After the task force’s first meeting in April, the group received critique from the Santa Barbara County grand jury.
The grand jury released a report titled “Youth Safety: Developing a New Strategy” stating that the task force doesn’t address youth violence at the county level, funding for the project, and the issue of a divided social class within the city.
While the task force’s website states the group “includes a technical resource committee made up of agencies that deal specifically with at-risk youth in the city of Santa Maria,” City Manager Rick Hayden said violence doesn’t have city limits.
“Our major concern is the city of Santa Maria itself, and after we address those issues, we then want to address those issues with our neighboring jurisdictions as well,” he said.
Hayden questioned the timing of the report, saying the investigation was conducted mere months after the task force was established.
He said he wouldn’t have an issue with the grand jury report if the review had been conducted at the end of the year when the task force had a product to present.
“To do a report in the very beginning stage of a process and to cast a shadow of doubt on the entire project, I think is really disingenuous,” he said.
The group has met a total of three times since April.
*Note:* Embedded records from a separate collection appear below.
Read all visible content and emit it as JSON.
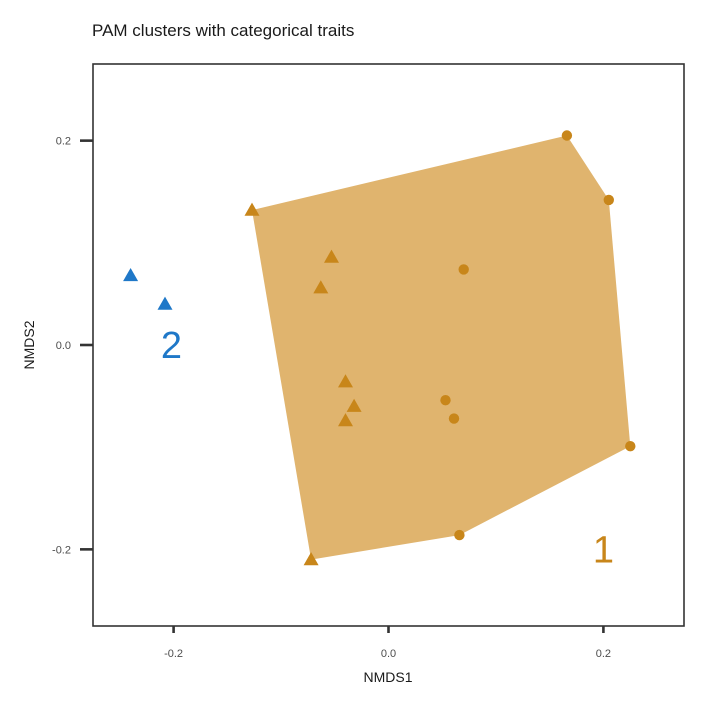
{
  "chart_data": {
    "type": "scatter",
    "title": "PAM clusters with categorical traits",
    "xlabel": "NMDS1",
    "ylabel": "NMDS2",
    "xlim": [
      -0.275,
      0.275
    ],
    "ylim": [
      -0.275,
      0.275
    ],
    "xticks": [
      -0.2,
      0.0,
      0.2
    ],
    "yticks": [
      -0.2,
      0.0,
      0.2
    ],
    "xtick_labels": [
      "-0.2",
      "0.0",
      "0.2"
    ],
    "ytick_labels": [
      "-0.2",
      "0.0",
      "0.2"
    ],
    "grid": false,
    "colors": {
      "cluster1": "#C8861A",
      "cluster1_hull": "#E0B46E",
      "cluster2": "#1F78C8"
    },
    "hull_cluster1": [
      [
        -0.127,
        0.132
      ],
      [
        0.166,
        0.205
      ],
      [
        0.205,
        0.142
      ],
      [
        0.225,
        -0.099
      ],
      [
        0.066,
        -0.186
      ],
      [
        -0.072,
        -0.21
      ]
    ],
    "points": [
      {
        "x": 0.166,
        "y": 0.205,
        "cluster": 1,
        "shape": "circle"
      },
      {
        "x": 0.205,
        "y": 0.142,
        "cluster": 1,
        "shape": "circle"
      },
      {
        "x": 0.07,
        "y": 0.074,
        "cluster": 1,
        "shape": "circle"
      },
      {
        "x": 0.053,
        "y": -0.054,
        "cluster": 1,
        "shape": "circle"
      },
      {
        "x": 0.061,
        "y": -0.072,
        "cluster": 1,
        "shape": "circle"
      },
      {
        "x": 0.225,
        "y": -0.099,
        "cluster": 1,
        "shape": "circle"
      },
      {
        "x": 0.066,
        "y": -0.186,
        "cluster": 1,
        "shape": "circle"
      },
      {
        "x": -0.127,
        "y": 0.132,
        "cluster": 1,
        "shape": "triangle"
      },
      {
        "x": -0.053,
        "y": 0.086,
        "cluster": 1,
        "shape": "triangle"
      },
      {
        "x": -0.063,
        "y": 0.056,
        "cluster": 1,
        "shape": "triangle"
      },
      {
        "x": -0.04,
        "y": -0.036,
        "cluster": 1,
        "shape": "triangle"
      },
      {
        "x": -0.032,
        "y": -0.06,
        "cluster": 1,
        "shape": "triangle"
      },
      {
        "x": -0.04,
        "y": -0.074,
        "cluster": 1,
        "shape": "triangle"
      },
      {
        "x": -0.072,
        "y": -0.21,
        "cluster": 1,
        "shape": "triangle"
      },
      {
        "x": -0.24,
        "y": 0.068,
        "cluster": 2,
        "shape": "triangle"
      },
      {
        "x": -0.208,
        "y": 0.04,
        "cluster": 2,
        "shape": "triangle"
      }
    ],
    "cluster_labels": [
      {
        "text": "2",
        "x": -0.202,
        "y": 0.0,
        "cluster": 2
      },
      {
        "text": "1",
        "x": 0.2,
        "y": -0.2,
        "cluster": 1
      }
    ]
  }
}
During those meetings, a few issues have been settled, he said.
Santa Maria has set aside nearly a quarter of a million dollars within its budget in ongoing funding for the task force and the programs it will eventually create, Hayden said. This is just the start; he said that the task force will also look into grants and other sources of funding.
The group has hired an outreach coordinator, a police officer to work with gang enforcement, and a position in the city’s Recreation and Parks Department designed to create more programs for youth within the Santa Maria Valley.
At the county level, the Juvenile Justice Coordinating Council meets to discuss initiatives and strategies that target youth crime, delinquency, juvenile offenders, and at-risk youth.
Brian Swanson, Santa Barbara County’s probation manager, said the council comes from a state grant called the Juvenile Justice Crime Prevention Act, which funnels state money to the county to aid programs in prevention and services for at-risk youth.
At the last meeting on June 2, Swanson said the council got an update that showed a decrease in the number of juvenile felony arrests countywide—a total of 297 arrests in 2015. There was also a decline in juvenile petitions for felony offenses in 2015, but the number of juvenile violent offenses increased; petitions for misdemeanor violent offenses increased by 58 percent.
“Looking at the data, you’re seeing trends that have occurred over the course of five to six years. There was a decrease for a couple of years, and now we’re seeing a slight increase,” Swanson said. “It’s a change in direction that is being observed and talked about.”
In 2015, the juvenile violent crime rate increased by 43 percent. The next step, Swanson said, is to address the issue, but every community in the county is different, with varied services or programs that are available and missing.
“What communities need to realize, is to make an impact on juvenile delinquency, it requires a whole host of programs and services,” he said.
A proactive community lends more resources for services and programs that work toward gang prevention or re-entry programs for those who’ve served time in juvenile detention, Swanson said.
“We’re [the probation department] more of a broker, if you will. It’s actually programs that provide direct services to the kids,” Swanson said. “We rely heavily on wrap-around community services, and we supervise our kids.”
His advice for cities and communities is to assess where they have gaps in services and programs for youth and families.
“Understand the different parts in the community: What kind of pro-social programs are there, where do kids go, what recreational programs do they have available,” he said. “Make a really good assessment of the community and figure out what could be built on and what needs to be established to help each other out.”
The Mayor’s Task Force on Youth Safety is currently trying to identify and fill any gaps in programs and services for local youth. Teresa Reyburn, the recreation services manager for the task force, is currently meeting with different agencies and programs to assess what the city’s missing.
So far, she’s found that there isn’t a tattoo removal program for teens—which can be very significant if someone is trying to get out of a gang-related situation, Reyburn said.
Overall, Reyburn said she’s excited to see this kind of project come to life in the city because there’s synergy between not only public agencies but also a community that has a voice in this project as well. She pointed out that any community member or organization can help with the task force by coming to public meetings, volunteering, or by simply reaching out.
“When we get together, people say, ‘I can do this and that,’ there’s just so much help from all areas of the community and commitment to this project,” Reyburn said. “That’s the city we live in.”